FDs or Fixed Deposits have been a great hit in previous decades. There was a time when FD generated a return of 12-13%. This was the reason why people were so attracted to making investments in FDs, as not only it was generating this many returns but also a low-risk investment. However, as things changed, so did the returns provide by fixed deposits.



Being an investor, we all wish to gather good returns that could beat the high inflation rates too. Unfortunately, FD is not what could save us. There are ample reasons why FDs have failed to serve this purpose, let’s go through them:

    Why is FD not an Inflation Buster?


Inflation is known to be a bug that irritates everyone and dampers the savings of individuals. The reason behind this is that it directs to a loss of the currency value.

For instance, you have invested 10 lakh for 10 years and you come under a high tax bracket, now considering the offer of Banks FD which is 5.4%, you will end up generating a post-tax return of 4.4 lakhs only. Therefore, your 10-lakh investment will grow up to 14.4 lakhs!

However other investments like mutual funds have the potential to beat the inflation rate and generate better returns for the investors. Mutual funds have the capability to absorb the aftermath of rising in the inflation rate.

    What other alternatives are there for FD investors

The advancement of the Indian economy led to the decline in the FD rates. Gone were the days when FD had given 12-13% returns as today, it stands somewhere between 4.5%-5%.  This ongoing fall in fixed deposits led the investors to move ahead from this and look for better investment opportunities providing better returns.

No investor wants to get a minimal return on their investment, therefore, this is the reason for the sudden shift from fixed deposits to other investments, like mutual funds!

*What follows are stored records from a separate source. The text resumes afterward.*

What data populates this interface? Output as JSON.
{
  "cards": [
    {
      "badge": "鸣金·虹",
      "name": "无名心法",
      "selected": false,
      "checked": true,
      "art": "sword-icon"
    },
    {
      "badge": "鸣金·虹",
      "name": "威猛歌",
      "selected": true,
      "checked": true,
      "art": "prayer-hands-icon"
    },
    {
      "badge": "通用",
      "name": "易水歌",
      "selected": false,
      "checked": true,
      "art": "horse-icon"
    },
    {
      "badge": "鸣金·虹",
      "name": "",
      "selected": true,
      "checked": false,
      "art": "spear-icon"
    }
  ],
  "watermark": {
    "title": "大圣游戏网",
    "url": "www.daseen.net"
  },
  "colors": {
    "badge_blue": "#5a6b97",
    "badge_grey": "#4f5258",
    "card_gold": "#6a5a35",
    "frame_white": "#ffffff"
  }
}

FD was believed to be an investment that was a low-risk investment, but there are other possible options too mentioned below:

Debt Mutual Fund:

Debt mutual funds come with good returns in hand. There are ample options where one could invest under debt mutual funds like government bonds, corporate securities, or money market mutual funds.

Guaranteed Income Plan:

Guaranteed income plans, initiated by life insurance companies provide guaranteed tax-free returns between 5.50%-6.25%. This return can come in any form be it an annuity or deferred annuity or even lump sum maturity payments.

Dynamic Asset Allocation:

This Mutual Fund scheme is basically a combination of equity+debt mutual funds. So what happens is that when the market is high, the equity portion is kept at a low level and when the stock market goes down then the equity exposure is increased.